Forgive me if I'm coming across in a judgmental fashion.  My intention is simply to speak my mind and get others thinking about this issue - how and why we use language.  When I first started doing writing around criminal legal issues, I found that i was continuously coming across language that made me cringe, but did'nt have alternatives in my immediate repertoire.  

So I decided to ask my self, "what is the truth of the topic/situation I'm talking about?"
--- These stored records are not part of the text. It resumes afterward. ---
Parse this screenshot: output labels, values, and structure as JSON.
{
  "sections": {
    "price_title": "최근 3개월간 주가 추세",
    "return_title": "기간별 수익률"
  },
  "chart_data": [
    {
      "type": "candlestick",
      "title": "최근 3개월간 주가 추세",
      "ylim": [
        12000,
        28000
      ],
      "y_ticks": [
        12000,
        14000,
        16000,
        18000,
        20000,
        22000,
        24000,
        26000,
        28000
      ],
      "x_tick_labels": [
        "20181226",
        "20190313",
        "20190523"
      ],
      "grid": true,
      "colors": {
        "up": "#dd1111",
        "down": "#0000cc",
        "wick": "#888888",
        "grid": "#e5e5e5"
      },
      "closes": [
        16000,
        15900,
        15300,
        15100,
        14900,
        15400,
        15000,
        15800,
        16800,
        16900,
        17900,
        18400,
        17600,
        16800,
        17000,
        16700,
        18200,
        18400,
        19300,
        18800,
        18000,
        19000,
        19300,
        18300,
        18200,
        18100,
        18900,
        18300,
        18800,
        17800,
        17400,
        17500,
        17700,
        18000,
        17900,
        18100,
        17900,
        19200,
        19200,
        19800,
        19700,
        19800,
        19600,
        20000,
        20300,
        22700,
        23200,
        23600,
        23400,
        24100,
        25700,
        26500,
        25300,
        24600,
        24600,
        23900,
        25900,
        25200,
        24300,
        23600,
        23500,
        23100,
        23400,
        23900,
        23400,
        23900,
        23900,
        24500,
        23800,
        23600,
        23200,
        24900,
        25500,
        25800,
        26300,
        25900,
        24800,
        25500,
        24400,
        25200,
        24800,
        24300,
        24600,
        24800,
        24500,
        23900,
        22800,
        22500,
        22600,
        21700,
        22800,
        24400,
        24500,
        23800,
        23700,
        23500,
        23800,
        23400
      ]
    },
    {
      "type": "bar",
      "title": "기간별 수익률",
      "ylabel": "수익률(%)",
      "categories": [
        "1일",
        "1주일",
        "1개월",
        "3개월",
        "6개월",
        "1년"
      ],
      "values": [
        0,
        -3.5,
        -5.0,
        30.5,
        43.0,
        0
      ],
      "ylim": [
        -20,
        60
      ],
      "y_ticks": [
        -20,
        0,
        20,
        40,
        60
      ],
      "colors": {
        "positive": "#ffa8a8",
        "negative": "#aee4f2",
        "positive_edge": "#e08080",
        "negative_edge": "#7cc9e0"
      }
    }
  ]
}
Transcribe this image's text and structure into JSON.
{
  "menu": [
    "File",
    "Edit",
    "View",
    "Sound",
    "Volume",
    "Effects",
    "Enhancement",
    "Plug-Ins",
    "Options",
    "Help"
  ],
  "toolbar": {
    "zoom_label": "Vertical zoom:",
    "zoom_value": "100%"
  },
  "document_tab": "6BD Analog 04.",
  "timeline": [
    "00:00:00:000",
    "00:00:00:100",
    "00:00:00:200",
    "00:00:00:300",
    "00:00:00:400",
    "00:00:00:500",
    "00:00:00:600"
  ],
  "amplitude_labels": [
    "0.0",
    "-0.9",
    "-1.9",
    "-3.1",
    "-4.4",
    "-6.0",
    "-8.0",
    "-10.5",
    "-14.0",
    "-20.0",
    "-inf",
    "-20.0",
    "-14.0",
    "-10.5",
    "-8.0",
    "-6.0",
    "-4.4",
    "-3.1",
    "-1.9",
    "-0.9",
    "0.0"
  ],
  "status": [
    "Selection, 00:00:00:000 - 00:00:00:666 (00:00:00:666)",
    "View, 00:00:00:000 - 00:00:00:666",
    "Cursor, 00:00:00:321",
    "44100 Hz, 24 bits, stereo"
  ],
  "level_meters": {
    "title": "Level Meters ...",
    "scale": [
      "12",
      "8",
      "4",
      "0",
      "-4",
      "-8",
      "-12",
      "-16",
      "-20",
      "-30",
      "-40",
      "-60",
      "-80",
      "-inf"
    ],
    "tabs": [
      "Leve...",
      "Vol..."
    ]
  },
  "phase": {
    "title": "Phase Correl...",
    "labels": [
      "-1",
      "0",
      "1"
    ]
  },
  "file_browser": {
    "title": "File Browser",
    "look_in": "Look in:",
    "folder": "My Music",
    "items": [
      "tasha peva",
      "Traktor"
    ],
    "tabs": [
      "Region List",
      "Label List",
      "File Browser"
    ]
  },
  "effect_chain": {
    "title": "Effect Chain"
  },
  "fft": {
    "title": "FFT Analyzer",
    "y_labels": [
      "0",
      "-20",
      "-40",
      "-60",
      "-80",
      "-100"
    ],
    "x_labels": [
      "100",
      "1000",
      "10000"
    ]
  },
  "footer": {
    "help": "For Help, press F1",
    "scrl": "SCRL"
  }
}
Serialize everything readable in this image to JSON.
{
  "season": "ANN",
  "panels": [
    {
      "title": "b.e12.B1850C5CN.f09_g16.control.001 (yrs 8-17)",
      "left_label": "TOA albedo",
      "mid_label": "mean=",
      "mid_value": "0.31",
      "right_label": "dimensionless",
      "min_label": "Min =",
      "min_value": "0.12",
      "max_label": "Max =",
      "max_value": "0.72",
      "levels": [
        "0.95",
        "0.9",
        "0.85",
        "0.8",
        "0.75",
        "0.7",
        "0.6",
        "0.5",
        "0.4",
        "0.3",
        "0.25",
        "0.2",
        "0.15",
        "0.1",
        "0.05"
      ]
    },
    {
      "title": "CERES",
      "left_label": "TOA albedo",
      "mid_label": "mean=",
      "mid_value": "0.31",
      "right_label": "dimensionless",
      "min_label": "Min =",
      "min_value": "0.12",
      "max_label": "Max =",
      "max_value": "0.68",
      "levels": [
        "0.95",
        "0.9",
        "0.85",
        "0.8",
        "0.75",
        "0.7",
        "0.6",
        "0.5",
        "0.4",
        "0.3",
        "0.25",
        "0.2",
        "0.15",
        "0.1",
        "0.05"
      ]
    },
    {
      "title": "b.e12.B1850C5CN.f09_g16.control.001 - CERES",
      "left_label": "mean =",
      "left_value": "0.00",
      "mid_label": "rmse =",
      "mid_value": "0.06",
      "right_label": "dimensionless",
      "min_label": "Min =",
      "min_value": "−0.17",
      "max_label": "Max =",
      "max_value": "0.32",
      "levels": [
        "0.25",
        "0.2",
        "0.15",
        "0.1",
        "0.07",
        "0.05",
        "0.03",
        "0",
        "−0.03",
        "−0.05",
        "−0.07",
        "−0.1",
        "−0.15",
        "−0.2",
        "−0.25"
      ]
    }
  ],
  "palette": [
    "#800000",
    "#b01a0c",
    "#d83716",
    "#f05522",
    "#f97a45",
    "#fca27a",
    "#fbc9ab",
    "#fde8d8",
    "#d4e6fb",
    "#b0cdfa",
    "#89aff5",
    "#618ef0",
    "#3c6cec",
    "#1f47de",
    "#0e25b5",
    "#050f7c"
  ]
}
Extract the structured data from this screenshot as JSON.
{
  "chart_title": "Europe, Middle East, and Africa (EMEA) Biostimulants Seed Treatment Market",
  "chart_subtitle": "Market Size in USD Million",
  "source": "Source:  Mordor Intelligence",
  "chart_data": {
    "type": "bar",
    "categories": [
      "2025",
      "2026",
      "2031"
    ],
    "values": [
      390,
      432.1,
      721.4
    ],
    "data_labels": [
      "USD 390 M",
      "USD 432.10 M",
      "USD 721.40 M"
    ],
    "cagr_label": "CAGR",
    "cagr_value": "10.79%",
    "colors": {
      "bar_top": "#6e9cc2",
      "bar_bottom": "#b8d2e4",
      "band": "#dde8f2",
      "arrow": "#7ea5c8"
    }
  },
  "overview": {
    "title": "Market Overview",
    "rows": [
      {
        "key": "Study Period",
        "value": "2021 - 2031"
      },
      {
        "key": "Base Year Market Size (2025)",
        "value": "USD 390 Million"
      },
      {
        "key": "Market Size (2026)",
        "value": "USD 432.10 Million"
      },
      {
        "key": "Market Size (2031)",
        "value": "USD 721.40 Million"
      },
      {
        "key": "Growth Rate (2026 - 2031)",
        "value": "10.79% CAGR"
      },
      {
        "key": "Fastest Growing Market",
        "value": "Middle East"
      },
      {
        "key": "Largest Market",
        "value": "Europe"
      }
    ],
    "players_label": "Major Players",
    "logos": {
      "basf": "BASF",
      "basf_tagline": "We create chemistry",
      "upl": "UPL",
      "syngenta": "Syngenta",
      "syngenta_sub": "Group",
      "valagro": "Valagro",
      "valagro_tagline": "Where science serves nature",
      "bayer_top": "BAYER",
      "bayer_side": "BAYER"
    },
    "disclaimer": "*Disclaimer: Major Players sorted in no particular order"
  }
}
For instance 'criminal justice system"  Never does this system render justice for anyone.  I saw some people using "injustice" system.  This was the truth but didn't fit for professional writing.  So what is really happening here, what is the truth of this situation?  Its not a criminal justice system - It is a criminal legal system.
The criminal, offender, felon (this last is a word we dont really use in Canadian context anyways)..What do these words mean?  If we consider the fact that crime is a social constuct, then it seems inappropriate and even detrimental to refer to a person this way.  Who are we to decide if something is "criminal"?  And "offender" is intended to dehumanise, to render other, less than, different from "us".

So this brings us back to my original critical questions on language in the criminal legal complex.
"what is the truth of the topic/situation I'm talking about?"

What is really happening here?  What do we mean when stating that someone is a criminal, has committed a crime?  How can I phrase this situation honestly in my writing without needing to use a paragraph or more to explain/be honest?  I chose to use "lawbreaker", "person who has broken the law, person who the law has come into conflict with.

Inmate is another no-no.  People who are forcibly confined against their wills in jails and prisons are prisoners.  But that is not all they are.  None of us can be defined so narrowly.  So what about "person in prison".  Try to think from an anti-oppression, anti-racist theoretical framework.  Person living with a disability.  Person of colour.  Woman who stays at home/works at home. etc.

Now I've gotten completely of topic.  I think 

How felons can get jobs 

is a blog well worth looking at, even from Canada.  Many of the issues to overcome in seeking work with a criminal record are similar here in Canada as in the USA.  And where issues differ, perhaps this is an opeing for someone to take on a project such as this from the canadian perspective!